Για διαβάστε να δείτε εργαλείο....
Selectable RAM buffer? Yes please! :respect:



"At the rear, connections are made via gold-plated phono or BNC coax, plastic optical fibre, or balanced XLR-style connections.

The transport is a Philips CD Pro 2 powered by a switch-mode power supply that has its own AC filter. It's re-clocked using what Chord calls "a highly accurate crystal oscillator" before the data is fed to the upsampling and filtering electronics.

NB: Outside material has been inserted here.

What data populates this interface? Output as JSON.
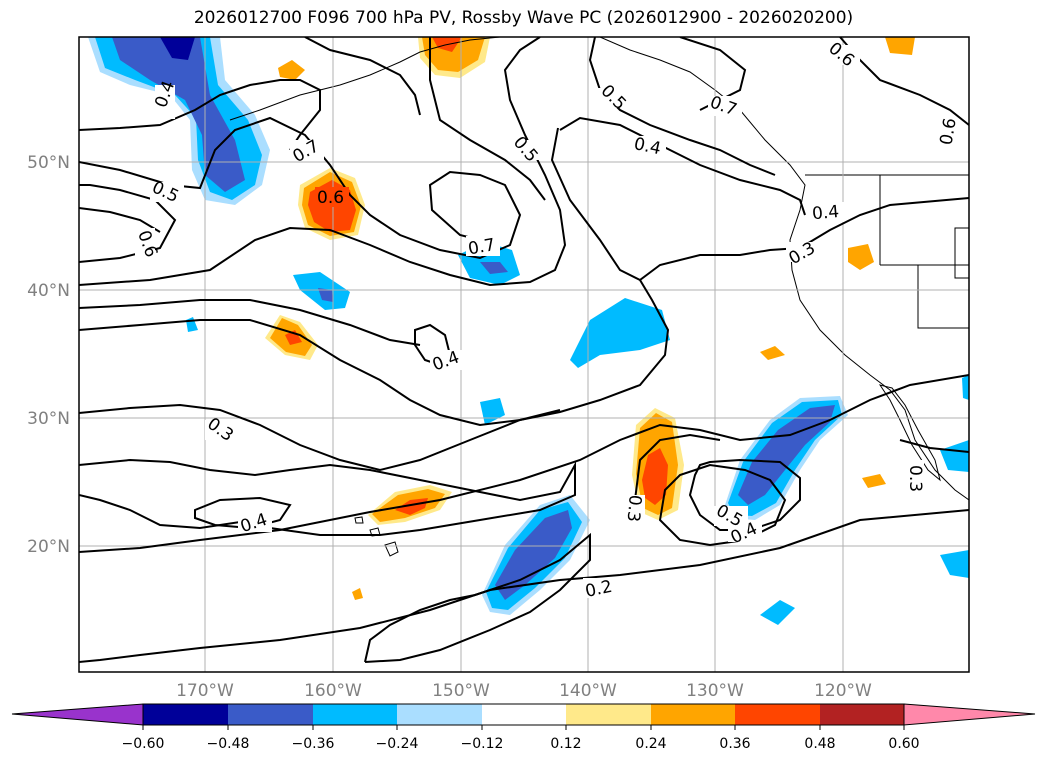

This is where the Red Reference begins to show some serious processing muscle. The latest evolution of the Watts Time Alignment (WTA) filter, which has a 4096 tap length, is used to put the squeeze on transient timing errors - something Franks reckons we humans have evolved to become especially sensitive to - and reconstruct the digital data to either 44.1, 88.2 or 176.4KHz (the default setting) sampling frequencies.

The digital signal is converted from 176.4KHz to analogue audio using 1024 tap filtering and a 64-bit digital signal processing core. This is followed by 64-bit seventh order noise shaping, 2048 times oversampling rates and improved pulse width modulated elements. The upshot, according to Chord, is unprecedented low level detail resolution.

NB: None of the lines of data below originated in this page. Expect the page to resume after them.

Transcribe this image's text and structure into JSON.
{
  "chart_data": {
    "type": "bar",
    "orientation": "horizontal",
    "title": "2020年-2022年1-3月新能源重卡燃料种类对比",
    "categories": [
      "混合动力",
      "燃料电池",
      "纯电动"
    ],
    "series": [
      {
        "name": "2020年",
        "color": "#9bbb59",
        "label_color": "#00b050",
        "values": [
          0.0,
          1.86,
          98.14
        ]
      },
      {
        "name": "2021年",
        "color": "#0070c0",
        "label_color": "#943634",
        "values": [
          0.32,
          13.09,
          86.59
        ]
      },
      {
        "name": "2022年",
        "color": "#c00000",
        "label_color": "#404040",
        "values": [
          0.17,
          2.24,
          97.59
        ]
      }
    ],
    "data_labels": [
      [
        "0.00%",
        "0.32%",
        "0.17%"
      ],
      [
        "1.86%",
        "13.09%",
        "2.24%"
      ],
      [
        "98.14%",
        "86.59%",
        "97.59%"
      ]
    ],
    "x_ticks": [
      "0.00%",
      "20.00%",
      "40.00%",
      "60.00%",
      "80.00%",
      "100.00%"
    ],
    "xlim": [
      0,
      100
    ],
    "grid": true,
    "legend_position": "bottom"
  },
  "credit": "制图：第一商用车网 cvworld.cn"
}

The DAC also features selectable RAM buffer technology that sequentially takes in all the data, re-times it and then sends it out giving jitter-free operation. Digital data from other sources can also be fed into the Red via the optical or AES balanced XLR connections.

But Chord know that today's cutting-edge is tomorrow's blunt instrument.

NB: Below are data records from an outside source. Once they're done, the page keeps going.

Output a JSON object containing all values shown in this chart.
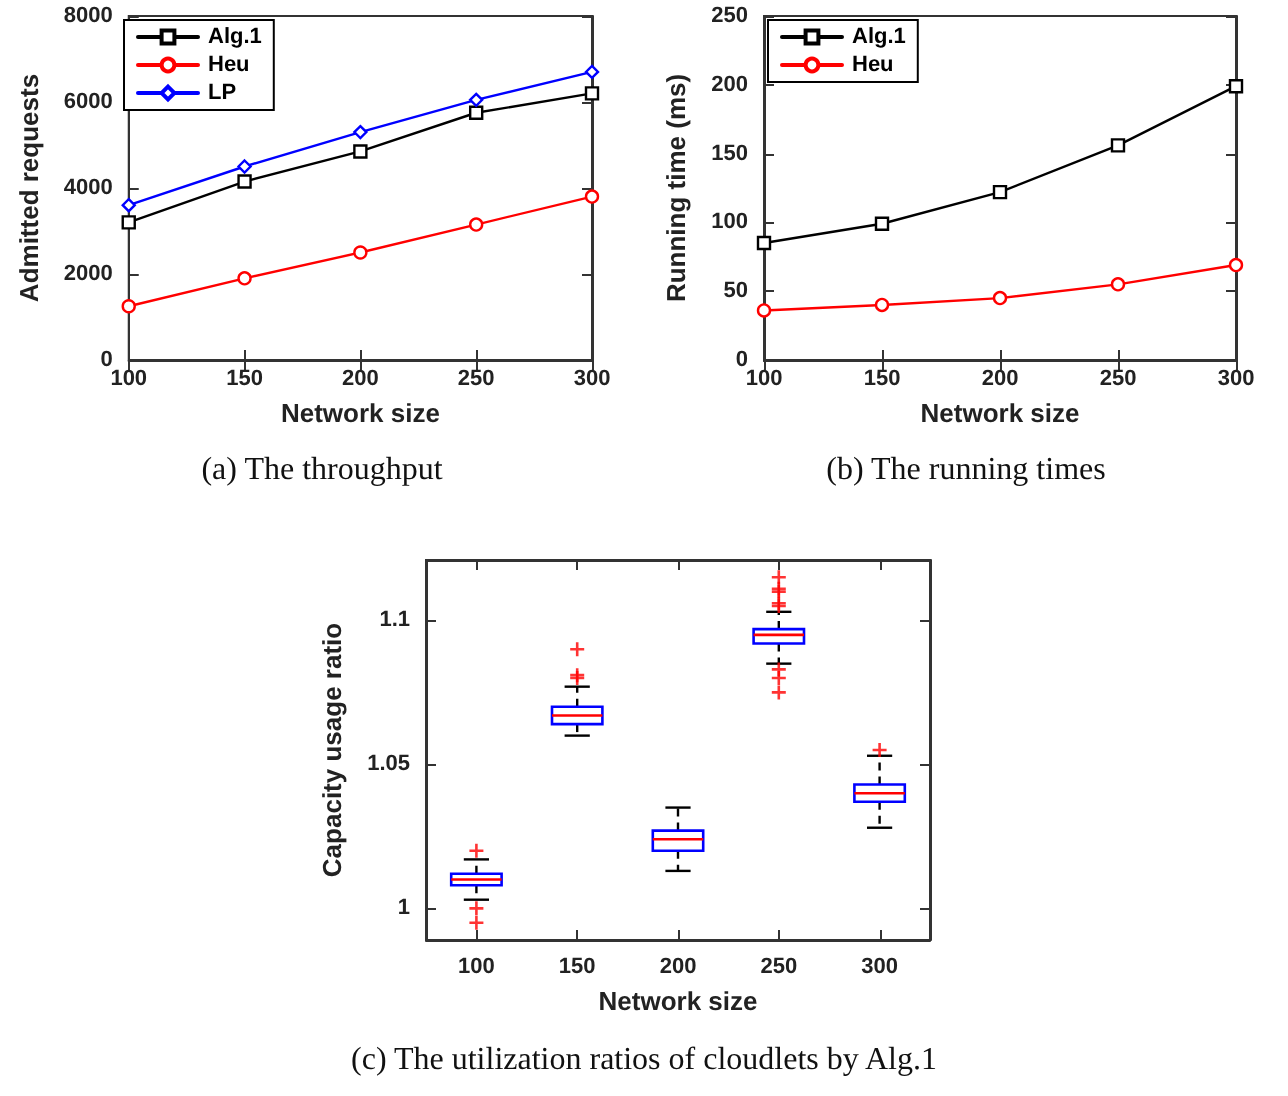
{
  "chart_data": [
    {
      "type": "line",
      "title": "(a) The throughput",
      "xlabel": "Network size",
      "ylabel": "Admitted requests",
      "x": [
        100,
        150,
        200,
        250,
        300
      ],
      "xlim": [
        100,
        300
      ],
      "xticks": [
        100,
        150,
        200,
        250,
        300
      ],
      "ylim": [
        0,
        8000
      ],
      "yticks": [
        0,
        2000,
        4000,
        6000,
        8000
      ],
      "grid": false,
      "legend": "top left",
      "series": [
        {
          "name": "Alg.1",
          "color": "#000000",
          "marker": "square",
          "values": [
            3200,
            4150,
            4850,
            5750,
            6200
          ]
        },
        {
          "name": "Heu",
          "color": "#ff0000",
          "marker": "circle",
          "values": [
            1250,
            1900,
            2500,
            3150,
            3800
          ]
        },
        {
          "name": "LP",
          "color": "#0000ff",
          "marker": "diamond",
          "values": [
            3600,
            4500,
            5300,
            6050,
            6700
          ]
        }
      ]
    },
    {
      "type": "line",
      "title": "(b) The running times",
      "xlabel": "Network size",
      "ylabel": "Running time (ms)",
      "x": [
        100,
        150,
        200,
        250,
        300
      ],
      "xlim": [
        100,
        300
      ],
      "xticks": [
        100,
        150,
        200,
        250,
        300
      ],
      "ylim": [
        0,
        250
      ],
      "yticks": [
        0,
        50,
        100,
        150,
        200,
        250
      ],
      "grid": false,
      "legend": "top left",
      "series": [
        {
          "name": "Alg.1",
          "color": "#000000",
          "marker": "square",
          "values": [
            85,
            99,
            122,
            156,
            199
          ]
        },
        {
          "name": "Heu",
          "color": "#ff0000",
          "marker": "circle",
          "values": [
            36,
            40,
            45,
            55,
            69
          ]
        }
      ]
    },
    {
      "type": "box",
      "title": "(c) The utilization ratios of cloudlets by Alg.1",
      "xlabel": "Network size",
      "ylabel": "Capacity usage ratio",
      "categories": [
        "100",
        "150",
        "200",
        "250",
        "300"
      ],
      "ylim": [
        0.989,
        1.121
      ],
      "yticks": [
        1,
        1.05,
        1.1
      ],
      "grid": false,
      "series": [
        {
          "color": "#0000ff",
          "boxes": [
            {
              "low": 1.003,
              "q1": 1.008,
              "median": 1.01,
              "q3": 1.012,
              "high": 1.017,
              "outliers": [
                1.02,
                1.0,
                0.995
              ]
            },
            {
              "low": 1.06,
              "q1": 1.064,
              "median": 1.067,
              "q3": 1.07,
              "high": 1.077,
              "outliers": [
                1.08,
                1.081,
                1.09
              ]
            },
            {
              "low": 1.013,
              "q1": 1.02,
              "median": 1.024,
              "q3": 1.027,
              "high": 1.035
            },
            {
              "low": 1.085,
              "q1": 1.092,
              "median": 1.095,
              "q3": 1.097,
              "high": 1.103,
              "outliers": [
                1.105,
                1.106,
                1.11,
                1.111,
                1.115,
                1.083,
                1.08,
                1.075
              ]
            },
            {
              "low": 1.028,
              "q1": 1.037,
              "median": 1.04,
              "q3": 1.043,
              "high": 1.053,
              "outliers": [
                1.055
              ]
            }
          ]
        }
      ]
    }
  ]
}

The Red Reference uses Field Programmable Gate Arrays that can be reprogrammed by simply changing the EPROM memory chip. Future-proofing is thus assured, as is flexibility. The provision of digital inputs and outputs means the Red Reference can be both a CD transport and a DAC for other components.


...

No, it doesn't sound like a turntable. In truth, it doesn't sound like any other CD player in our experience, either. It simply gets you closer to the music.

Hot-breath-down-collar close, in fact. In this respect alone, the Red Reference, it seems to us, is worth every penny of its considerable asking price. The stunning design and bullet-proof build complete the seduction, but it's the sound we really fell in love with. We were blown away by it, but you've probably guessed that already."



For
  • A true tour de force in design, technology, engineering, build and sound quality
  • Brings an unprecedented degree of life, and vitality to CD replay
  • Plays to CDs strengths rather than mimicking turntable sound

Against
  • Angled transport mechanism makes removing CDs fiddly, and its hard not to finger the playing side
  • Very expensive


Verdict

A stunning statement CD player where the statement appears to be that Red Book CD isn't just alive and well, but able to hold its head high in the battle of formats - vinyl included. An extraordinary achievement and achingly desirable.